How the pipeline works
sources/be/<insurer>.yml (committed: where the public PDFs live)
│ discover.py crawl listing pages (httpx, Playwright fallback)
▼
data/be/pdfs/… (downloaded; gitignored - regenerable; manifest.json committed)
│ extract.py PyMuPDF text ──► LLM (extraction-agent/ prompts) ──► MD + JSON
▼
data/be/extracted/… (rich Markdown + structured JSON, page-cited)
│ build_wiki.py
▼
wiki/be/… (the browsable, agent-readable knowledge base)

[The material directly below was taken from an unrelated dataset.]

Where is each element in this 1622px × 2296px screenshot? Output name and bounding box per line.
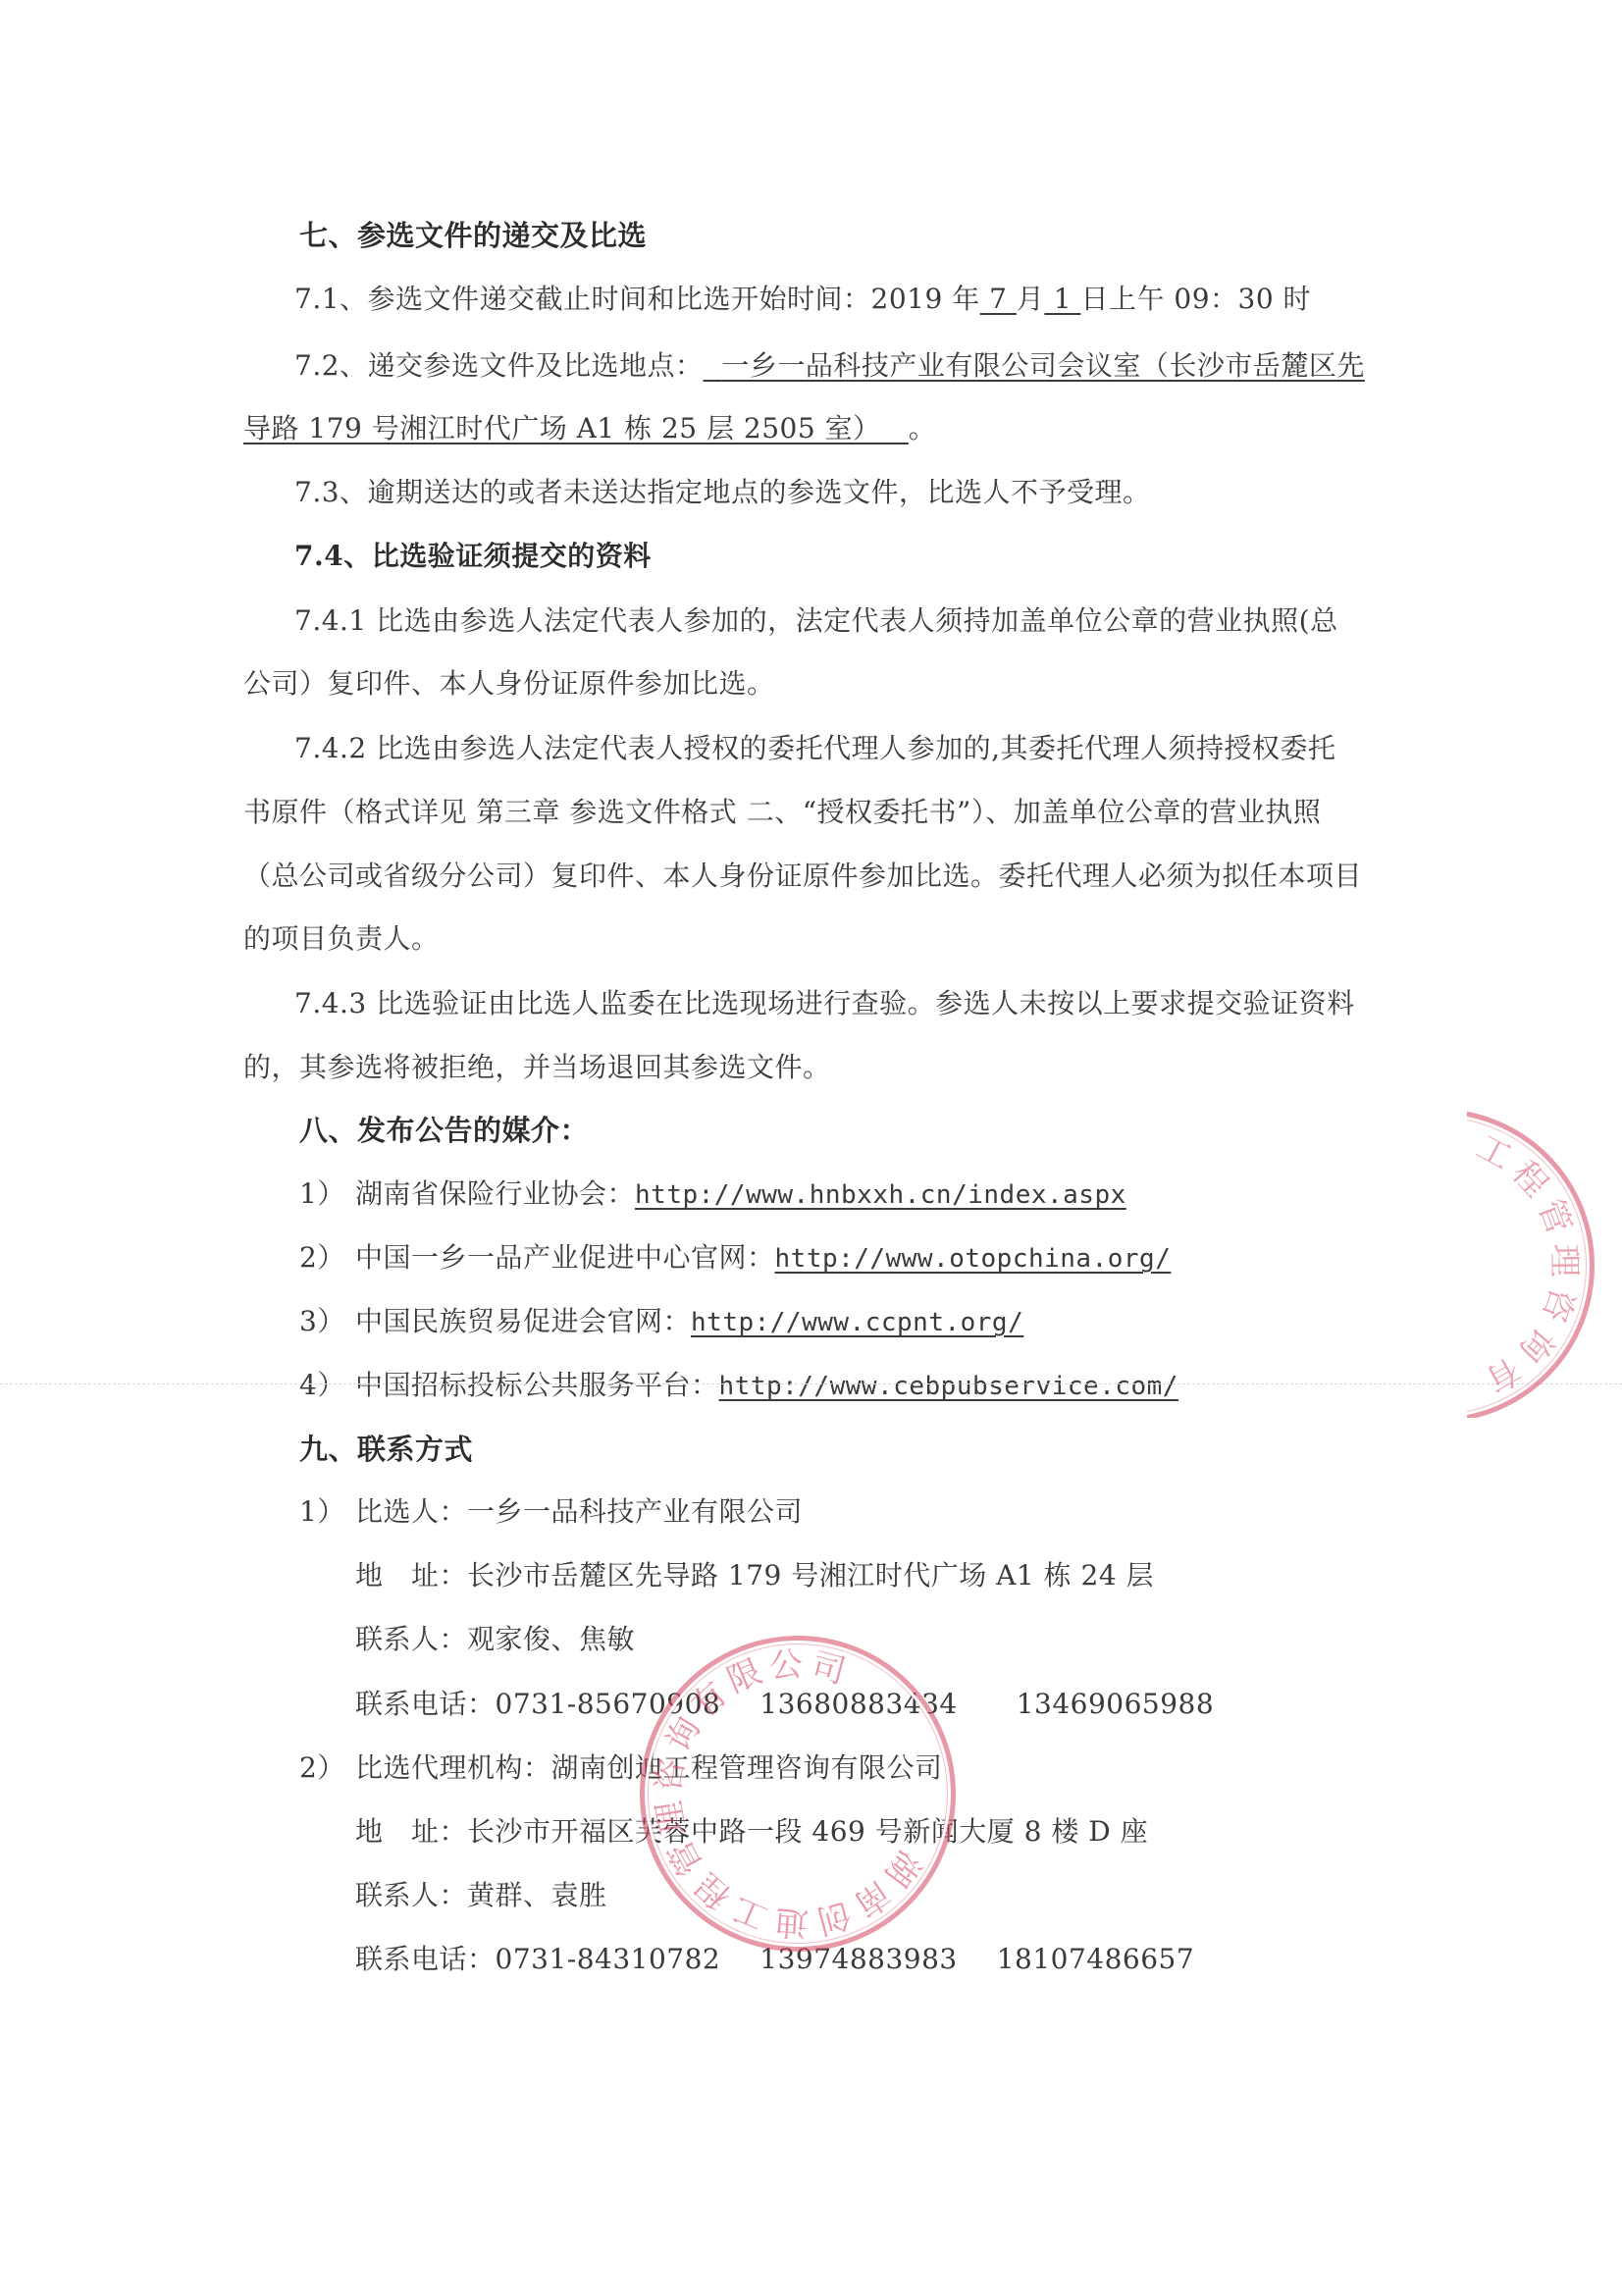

Details: CONTRIBUTING.md (how to add a country / insurer / product) and
extraction-agent/ (the exact prompts).
Every push runs the CI gates: wiki validation (frontmatter, wikilinks, citations) and build idempotence (rebuilding the committed wiki must produce a zero diff).
Add a country
sources/<cc>/_country.yml- regulator, languages, branch taxonomy.sources/<cc>/<insurer>.yml- where each insurer's public PDFs live.wiki/<cc>/- hand-author branch/regulation/glossary overviews (or start them as stubs).make all COUNTRY=<cc>.
Nothing in the schema is Belgium-specific - the taxonomy is data, not structure.
Licensing & provenance
Dual-licensed: code (pipeline/, mcp/, adapters, schema) under MIT; original
content (wiki/, extracted data, prompts, sources) under CC-BY-4.0. Short verbatim excerpts quoted from
insurers' public documents remain the property of their publishers and are not relicensed - see
LICENSE, LICENSE-CONTENT and NOTICE.
Product pages are a factual extraction from insurers' publicly published documents, attributed to each source
PDF. They are not the insurers' official documents and may contain extraction errors - always verify against
the cited source_url. This project provides information, not personalized insurance advice.